Im Vergleich zu klassischen Methoden der Implantateinbringung gehen minimalinvasive Techniken mit diversen Vorzügen einher. So beschränkt sich der einzuplanende Behandlungsaufwand in der Regel auf einen einzelnen Operationstermin. Auf Patientenseite entfallen hiermit aufwendige Terminkoordinationen und wiederholte mentale Anspannungen im Behandlungsvorfeld. Die Entscheidung für eine minimalinvasive Implantattechnik geht zudem mit einem reduzierten Risiko für das Auftreten postoperativer Wundschmerzen und/oder Entzündungen einher. Darüber hinaus trägt die entsprechende Technik zu einer Schonung von Knochenhaut und Zahnfleisch bei. Im Allgemeinen verlaufen Eingriffe auf Basis minimalinvasiver Implantattechniken für Sie als Patient nicht nur rascher, sondern auch schmerzfreier als eine Implantatversorgung auf klassischem Wege.

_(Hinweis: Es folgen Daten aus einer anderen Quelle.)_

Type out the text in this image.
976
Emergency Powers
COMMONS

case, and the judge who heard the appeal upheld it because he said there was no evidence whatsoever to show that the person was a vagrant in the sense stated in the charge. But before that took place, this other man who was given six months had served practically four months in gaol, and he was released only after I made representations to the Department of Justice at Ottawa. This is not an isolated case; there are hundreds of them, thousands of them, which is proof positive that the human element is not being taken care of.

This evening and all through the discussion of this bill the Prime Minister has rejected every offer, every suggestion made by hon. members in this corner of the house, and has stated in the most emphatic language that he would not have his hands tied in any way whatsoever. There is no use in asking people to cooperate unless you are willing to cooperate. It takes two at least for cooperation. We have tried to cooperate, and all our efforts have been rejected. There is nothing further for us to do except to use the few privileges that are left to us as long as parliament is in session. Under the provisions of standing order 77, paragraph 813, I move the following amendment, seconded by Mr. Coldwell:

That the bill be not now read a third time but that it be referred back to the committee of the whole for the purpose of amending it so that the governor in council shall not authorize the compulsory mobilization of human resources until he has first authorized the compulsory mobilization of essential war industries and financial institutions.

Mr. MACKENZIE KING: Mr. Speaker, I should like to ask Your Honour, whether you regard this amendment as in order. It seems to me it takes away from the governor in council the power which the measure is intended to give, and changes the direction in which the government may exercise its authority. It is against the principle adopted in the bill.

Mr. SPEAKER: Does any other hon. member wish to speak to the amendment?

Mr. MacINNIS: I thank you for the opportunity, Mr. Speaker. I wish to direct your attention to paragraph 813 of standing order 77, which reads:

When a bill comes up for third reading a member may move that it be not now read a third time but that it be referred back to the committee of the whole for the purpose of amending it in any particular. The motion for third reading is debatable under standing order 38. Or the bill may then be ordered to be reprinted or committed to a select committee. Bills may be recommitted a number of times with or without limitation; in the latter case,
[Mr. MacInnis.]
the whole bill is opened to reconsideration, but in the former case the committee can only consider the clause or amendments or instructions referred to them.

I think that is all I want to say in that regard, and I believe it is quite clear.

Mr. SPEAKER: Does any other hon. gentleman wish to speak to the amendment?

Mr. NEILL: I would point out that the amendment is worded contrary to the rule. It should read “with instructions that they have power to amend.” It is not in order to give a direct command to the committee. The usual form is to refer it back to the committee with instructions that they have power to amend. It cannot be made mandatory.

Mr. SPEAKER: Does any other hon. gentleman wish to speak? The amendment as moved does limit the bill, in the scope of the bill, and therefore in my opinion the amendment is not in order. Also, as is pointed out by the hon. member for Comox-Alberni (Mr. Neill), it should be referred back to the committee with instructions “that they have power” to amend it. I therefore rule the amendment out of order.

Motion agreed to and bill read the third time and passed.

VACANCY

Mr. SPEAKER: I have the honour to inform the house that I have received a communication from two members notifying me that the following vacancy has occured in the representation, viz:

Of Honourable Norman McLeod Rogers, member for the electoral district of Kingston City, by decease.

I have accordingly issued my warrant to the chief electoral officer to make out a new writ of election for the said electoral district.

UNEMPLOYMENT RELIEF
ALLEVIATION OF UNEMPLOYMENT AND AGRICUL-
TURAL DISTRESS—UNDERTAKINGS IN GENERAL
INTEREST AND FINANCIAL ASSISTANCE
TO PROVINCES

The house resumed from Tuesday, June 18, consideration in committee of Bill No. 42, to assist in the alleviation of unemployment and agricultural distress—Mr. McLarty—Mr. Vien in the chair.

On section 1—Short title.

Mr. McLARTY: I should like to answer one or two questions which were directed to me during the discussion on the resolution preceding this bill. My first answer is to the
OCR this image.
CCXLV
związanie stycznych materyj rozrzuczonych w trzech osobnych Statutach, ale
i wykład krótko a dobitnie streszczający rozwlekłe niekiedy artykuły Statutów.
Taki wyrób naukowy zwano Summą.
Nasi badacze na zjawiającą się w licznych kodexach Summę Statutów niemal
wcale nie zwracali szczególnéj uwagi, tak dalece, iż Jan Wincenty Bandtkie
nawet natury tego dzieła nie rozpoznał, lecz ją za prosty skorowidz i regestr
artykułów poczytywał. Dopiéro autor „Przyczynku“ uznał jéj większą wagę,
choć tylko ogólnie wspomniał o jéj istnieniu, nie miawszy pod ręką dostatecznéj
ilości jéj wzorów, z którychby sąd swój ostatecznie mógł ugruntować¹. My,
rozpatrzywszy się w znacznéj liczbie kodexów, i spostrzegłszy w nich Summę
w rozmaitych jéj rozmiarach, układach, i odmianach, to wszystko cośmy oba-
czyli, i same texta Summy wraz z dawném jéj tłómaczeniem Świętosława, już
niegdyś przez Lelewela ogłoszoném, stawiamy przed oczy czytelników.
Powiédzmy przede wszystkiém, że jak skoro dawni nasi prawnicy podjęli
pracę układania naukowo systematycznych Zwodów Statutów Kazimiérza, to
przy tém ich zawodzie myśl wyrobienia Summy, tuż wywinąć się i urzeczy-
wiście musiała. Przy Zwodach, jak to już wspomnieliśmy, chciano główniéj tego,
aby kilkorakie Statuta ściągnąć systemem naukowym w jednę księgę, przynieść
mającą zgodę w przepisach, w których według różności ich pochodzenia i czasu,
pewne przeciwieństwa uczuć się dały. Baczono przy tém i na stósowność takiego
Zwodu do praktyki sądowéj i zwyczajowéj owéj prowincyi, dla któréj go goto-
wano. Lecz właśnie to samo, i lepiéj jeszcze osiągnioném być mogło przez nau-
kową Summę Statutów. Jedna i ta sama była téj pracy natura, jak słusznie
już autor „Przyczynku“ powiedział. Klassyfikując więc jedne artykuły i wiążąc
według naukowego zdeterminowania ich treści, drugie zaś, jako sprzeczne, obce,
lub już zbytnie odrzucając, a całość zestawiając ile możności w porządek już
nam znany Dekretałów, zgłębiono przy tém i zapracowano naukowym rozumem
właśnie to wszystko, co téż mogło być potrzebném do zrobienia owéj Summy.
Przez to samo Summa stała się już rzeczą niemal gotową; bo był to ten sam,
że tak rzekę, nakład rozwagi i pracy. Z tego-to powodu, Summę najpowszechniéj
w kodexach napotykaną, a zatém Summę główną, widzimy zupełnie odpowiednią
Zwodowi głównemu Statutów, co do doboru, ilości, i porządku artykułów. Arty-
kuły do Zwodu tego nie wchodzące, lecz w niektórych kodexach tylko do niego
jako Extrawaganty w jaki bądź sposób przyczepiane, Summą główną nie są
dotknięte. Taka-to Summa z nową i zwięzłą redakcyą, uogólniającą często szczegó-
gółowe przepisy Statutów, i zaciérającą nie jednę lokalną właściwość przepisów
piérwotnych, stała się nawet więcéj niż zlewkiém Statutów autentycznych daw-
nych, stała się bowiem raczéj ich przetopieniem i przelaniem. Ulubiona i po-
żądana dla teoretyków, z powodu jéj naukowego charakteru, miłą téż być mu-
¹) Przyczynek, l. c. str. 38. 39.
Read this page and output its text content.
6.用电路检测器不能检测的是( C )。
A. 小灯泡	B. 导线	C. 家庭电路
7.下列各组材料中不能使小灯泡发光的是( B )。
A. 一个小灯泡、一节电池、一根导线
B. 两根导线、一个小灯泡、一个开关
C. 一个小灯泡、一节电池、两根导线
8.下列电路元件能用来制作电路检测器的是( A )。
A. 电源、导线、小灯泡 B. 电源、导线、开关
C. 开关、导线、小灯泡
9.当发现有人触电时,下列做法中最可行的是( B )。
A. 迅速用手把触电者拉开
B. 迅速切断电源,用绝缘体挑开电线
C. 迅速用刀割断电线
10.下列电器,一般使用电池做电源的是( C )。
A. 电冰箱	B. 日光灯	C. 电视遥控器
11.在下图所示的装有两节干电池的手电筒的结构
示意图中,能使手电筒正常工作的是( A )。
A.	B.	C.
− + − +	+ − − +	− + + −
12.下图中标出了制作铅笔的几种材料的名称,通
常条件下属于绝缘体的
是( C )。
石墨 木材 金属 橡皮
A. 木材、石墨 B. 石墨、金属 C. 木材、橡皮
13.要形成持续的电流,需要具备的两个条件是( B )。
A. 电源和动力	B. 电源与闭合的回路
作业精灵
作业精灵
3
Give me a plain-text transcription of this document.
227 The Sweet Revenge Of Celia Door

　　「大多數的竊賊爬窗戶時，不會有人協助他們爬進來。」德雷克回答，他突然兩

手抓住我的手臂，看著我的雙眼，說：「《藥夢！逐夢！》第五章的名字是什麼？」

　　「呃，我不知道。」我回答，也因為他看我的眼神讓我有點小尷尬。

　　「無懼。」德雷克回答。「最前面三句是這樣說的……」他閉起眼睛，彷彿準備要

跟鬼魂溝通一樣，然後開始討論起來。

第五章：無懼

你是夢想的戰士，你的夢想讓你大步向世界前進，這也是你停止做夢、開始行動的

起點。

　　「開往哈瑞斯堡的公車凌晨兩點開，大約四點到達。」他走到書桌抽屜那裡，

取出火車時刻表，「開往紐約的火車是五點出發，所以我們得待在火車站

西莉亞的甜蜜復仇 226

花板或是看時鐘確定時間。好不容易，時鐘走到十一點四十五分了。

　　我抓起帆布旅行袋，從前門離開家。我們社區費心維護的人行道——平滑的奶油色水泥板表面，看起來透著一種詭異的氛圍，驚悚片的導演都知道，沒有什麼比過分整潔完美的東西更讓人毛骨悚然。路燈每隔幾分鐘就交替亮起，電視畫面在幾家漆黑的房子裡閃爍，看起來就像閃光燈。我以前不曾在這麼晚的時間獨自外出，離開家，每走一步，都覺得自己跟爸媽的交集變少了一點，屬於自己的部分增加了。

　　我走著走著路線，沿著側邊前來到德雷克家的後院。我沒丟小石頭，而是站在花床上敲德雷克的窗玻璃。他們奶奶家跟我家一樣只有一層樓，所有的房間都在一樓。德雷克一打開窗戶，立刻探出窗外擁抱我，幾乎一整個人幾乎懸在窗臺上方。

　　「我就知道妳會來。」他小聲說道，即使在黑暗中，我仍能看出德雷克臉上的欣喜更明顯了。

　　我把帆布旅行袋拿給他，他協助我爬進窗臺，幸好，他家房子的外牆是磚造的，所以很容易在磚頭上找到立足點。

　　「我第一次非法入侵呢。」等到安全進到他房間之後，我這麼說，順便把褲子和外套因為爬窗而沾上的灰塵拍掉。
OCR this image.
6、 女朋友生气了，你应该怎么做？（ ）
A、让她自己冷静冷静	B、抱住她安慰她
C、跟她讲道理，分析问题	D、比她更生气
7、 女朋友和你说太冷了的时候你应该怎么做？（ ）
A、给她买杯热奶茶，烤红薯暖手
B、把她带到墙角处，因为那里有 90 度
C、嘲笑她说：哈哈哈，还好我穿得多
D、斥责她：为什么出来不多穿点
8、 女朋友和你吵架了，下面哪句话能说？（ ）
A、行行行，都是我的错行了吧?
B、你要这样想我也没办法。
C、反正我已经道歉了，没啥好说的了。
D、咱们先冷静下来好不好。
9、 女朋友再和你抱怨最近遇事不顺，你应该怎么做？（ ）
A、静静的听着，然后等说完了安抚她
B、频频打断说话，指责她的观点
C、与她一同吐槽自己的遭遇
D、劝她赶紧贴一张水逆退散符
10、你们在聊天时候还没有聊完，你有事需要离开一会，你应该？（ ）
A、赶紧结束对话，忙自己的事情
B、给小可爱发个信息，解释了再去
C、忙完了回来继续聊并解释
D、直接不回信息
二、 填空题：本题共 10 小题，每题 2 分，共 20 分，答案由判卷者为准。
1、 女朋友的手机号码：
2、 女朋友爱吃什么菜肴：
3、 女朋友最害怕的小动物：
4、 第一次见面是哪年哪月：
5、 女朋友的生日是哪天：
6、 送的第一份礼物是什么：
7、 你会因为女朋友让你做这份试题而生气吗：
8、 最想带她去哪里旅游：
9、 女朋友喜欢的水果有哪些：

RÖNTGEN in weilheim in Oberbayern

KEINE ZAHNARZTANGST BEI IMPLANTATEN

Zahnarztangst führt bei Betroffenen meistens zu grossem Leidensdruck. Denn nicht nur der Gang zum Zahnarzt selbst kostet Angstpatienten enorme Überwindung – ist die Angst so gross, dass Zahnarzttermine versäumt oder erst gar nicht vereinbart werden, können unbehandelte Zahnschäden zu starken Schmerzen führen und nicht selten gar einen chronischen Verlauf nehmen. Um Ihnen auch bei Zahnarztangst eine fachgerechte und stressfreie Implantatversorgung zu ermöglichen, bieten wir Ihnen in unserer Praxis Behandlungsschritte an, die Ihre Ängste in besonderer Weise berücksichtigen.